Now think about that.

Fine-tuned, delicately balanced sensors that measure the very slightest rumpling from deep within the Earth’s crust recorded thunder claps. These instruments are not supposed to be affected by outside clutter. Yet the needles flicked because of thunder

What in the hell kind of storm is that?

Storm Batters Kentucky Earlier This Month

I’m in a hurry this morning and I can’t spend the time researching this. Maybe seismographs record thunder claps all the time. I don’t know. I’ll get on it tonight after my Book Corner shift.

For now, though, I just might be beginning to think 2012 is the year we justifiably get the crap scared out of us by nature.

BACKSEAT PORN

So, Dan the Jeweler, Crystal Belladonna, and I were gabbing of this and that at the Book Corner yesterday. Somehow the conversation turned to the year 1969. And somehow it turned to public porn.

Why don’t I just give you the dialogue from memory?

Crystal Belladonna (rummaging through the magazine shelves, weeding out old issues): Look at this — November 2011. What’s this doing here? It’s 2012, isn’t it?

Me: Why no. It’s 1969. Man, I’m gonna go to that big Woodstock thing in New York. And I can’t wait for the moon landing.

CB: Wise ass.

Dan the Jeweler: Do you remember where you were during the moon landing?

CB: I wasn’t even a twinkle yet.

Me: It was a Sunday night. I was staring at the moon just on the odd chance that I could see something, like the Command Module rocket firing or something.

CB: Geek.

D the J: Believe it or not, that night me and my friends were at an outdoor pornographic movie. We left it and drove around to look for a TV so we could watch the landing.

CB: I know just what outdoor theater you’re talking about!

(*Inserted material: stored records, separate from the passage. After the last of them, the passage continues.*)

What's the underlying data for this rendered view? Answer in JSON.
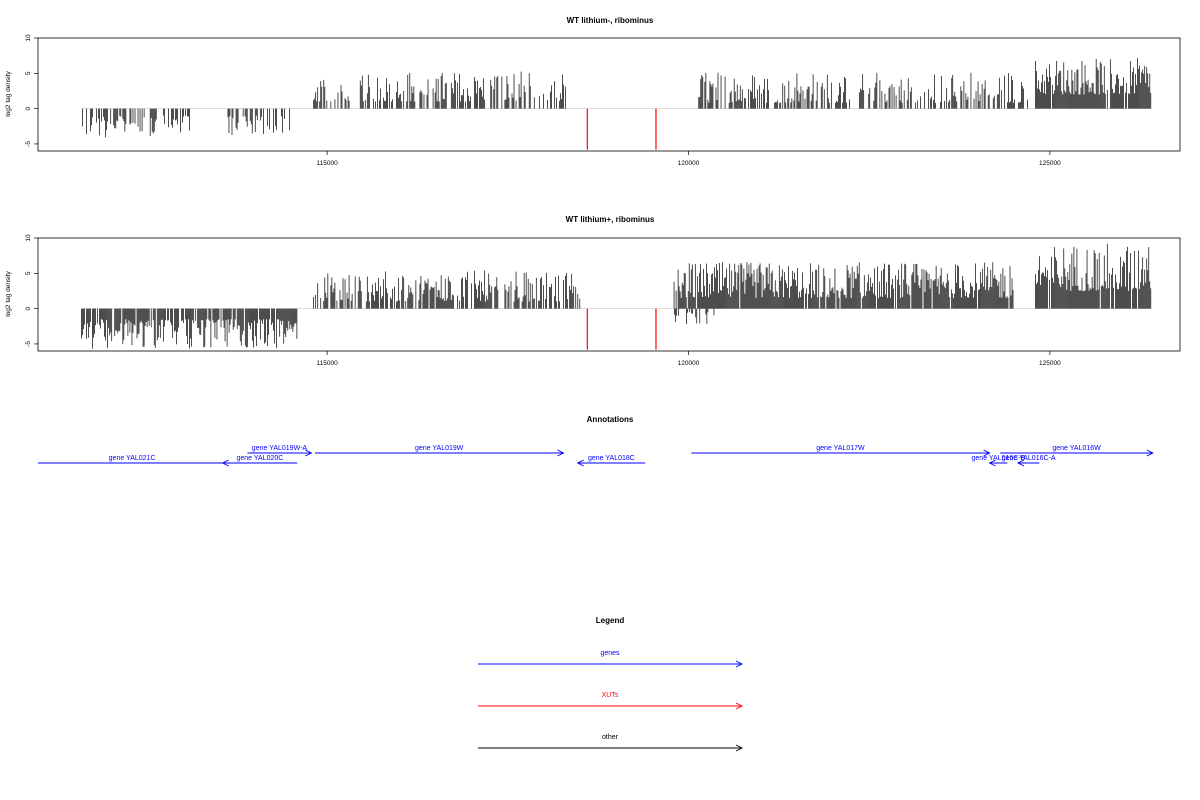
{
  "colors": {
    "gene": "#0000ff",
    "xut": "#ff0000",
    "other": "#000000",
    "density": "#000000"
  },
  "chart_data": [
    {
      "type": "bar",
      "title": "WT lithium-, ribominus",
      "ylabel": "log2 tag density",
      "xlim": [
        111000,
        126800
      ],
      "ylim": [
        -6,
        10
      ],
      "x_ticks": [
        115000,
        120000,
        125000
      ],
      "y_ticks": [
        -5,
        0,
        5,
        10
      ],
      "xut_markers": [
        {
          "x": 118600,
          "y": -5.8
        },
        {
          "x": 119550,
          "y": -5.8
        }
      ],
      "segments": [
        {
          "start": 111600,
          "end": 113100,
          "sign": -1,
          "min": 1.0,
          "max": 4.2,
          "density": 0.55
        },
        {
          "start": 113600,
          "end": 114500,
          "sign": -1,
          "min": 1.0,
          "max": 3.8,
          "density": 0.5
        },
        {
          "start": 114800,
          "end": 118300,
          "sign": 1,
          "min": 1.0,
          "max": 5.3,
          "density": 0.55
        },
        {
          "start": 120100,
          "end": 124700,
          "sign": 1,
          "min": 0.8,
          "max": 5.3,
          "density": 0.55
        },
        {
          "start": 124800,
          "end": 126400,
          "sign": 1,
          "min": 2.0,
          "max": 7.2,
          "density": 0.95
        }
      ]
    },
    {
      "type": "bar",
      "title": "WT lithium+, ribominus",
      "ylabel": "log2 tag density",
      "xlim": [
        111000,
        126800
      ],
      "ylim": [
        -6,
        10
      ],
      "x_ticks": [
        115000,
        120000,
        125000
      ],
      "y_ticks": [
        -5,
        0,
        5,
        10
      ],
      "xut_markers": [
        {
          "x": 118600,
          "y": -5.8
        },
        {
          "x": 119550,
          "y": -5.8
        }
      ],
      "segments": [
        {
          "start": 111600,
          "end": 114600,
          "sign": -1,
          "min": 1.5,
          "max": 5.7,
          "density": 0.85
        },
        {
          "start": 114800,
          "end": 118500,
          "sign": 1,
          "min": 1.0,
          "max": 5.4,
          "density": 0.7
        },
        {
          "start": 119750,
          "end": 120400,
          "sign": -1,
          "min": 0.5,
          "max": 2.2,
          "density": 0.25
        },
        {
          "start": 119800,
          "end": 124500,
          "sign": 1,
          "min": 1.5,
          "max": 6.6,
          "density": 0.95
        },
        {
          "start": 124800,
          "end": 126400,
          "sign": 1,
          "min": 2.5,
          "max": 9.3,
          "density": 0.95
        }
      ]
    }
  ],
  "annotations": {
    "title": "Annotations",
    "genes": [
      {
        "label": "gene YAL021C",
        "start": 111000,
        "end": 113650,
        "strand": "none",
        "row": 1
      },
      {
        "label": "gene YAL020C",
        "start": 113600,
        "end": 114650,
        "strand": "-",
        "row": 1
      },
      {
        "label": "gene YAL019W-A",
        "start": 113950,
        "end": 114850,
        "strand": "+",
        "row": 0
      },
      {
        "label": "gene YAL019W",
        "start": 114900,
        "end": 118400,
        "strand": "+",
        "row": 0
      },
      {
        "label": "gene YAL018C",
        "start": 118600,
        "end": 119550,
        "strand": "-",
        "row": 1
      },
      {
        "label": "gene YAL017W",
        "start": 120200,
        "end": 124400,
        "strand": "+",
        "row": 0
      },
      {
        "label": "gene YAL016C-B",
        "start": 124400,
        "end": 124650,
        "strand": "-",
        "row": 1
      },
      {
        "label": "gene YAL016C-A",
        "start": 124800,
        "end": 125100,
        "strand": "-",
        "row": 1
      },
      {
        "label": "gene YAL016W",
        "start": 124550,
        "end": 126700,
        "strand": "+",
        "row": 0
      }
    ]
  },
  "legend": {
    "title": "Legend",
    "items": [
      {
        "label": "genes",
        "color": "#0000ff"
      },
      {
        "label": "XUTs",
        "color": "#ff0000"
      },
      {
        "label": "other",
        "color": "#000000"
      }
    ]
  }
}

D the J: It was on Route 46, on the way to Ellettsville. It was an outdoor pornographic theater for years. Right next to a trailer park.

CB: Yeah, yeah! Whenever my mother would drive by it at night, I’d strain my neck to see the screen.

D the J: Yep. The fence had gaps in it.

CB: Uh huh!

D the J: It was near a railroad crossing and when a coal train was going by, traffic would be backed up all the way to Bloomington.

CB: Yeah, my mother would always wonder why I’d be saying, “Ma, could you move the car up just a bit?”

D the J: It’s not there now.

CB: No, they knocked it down. There’s an old people’s home there now.

Who says people don’t have a rich sense of history anymore?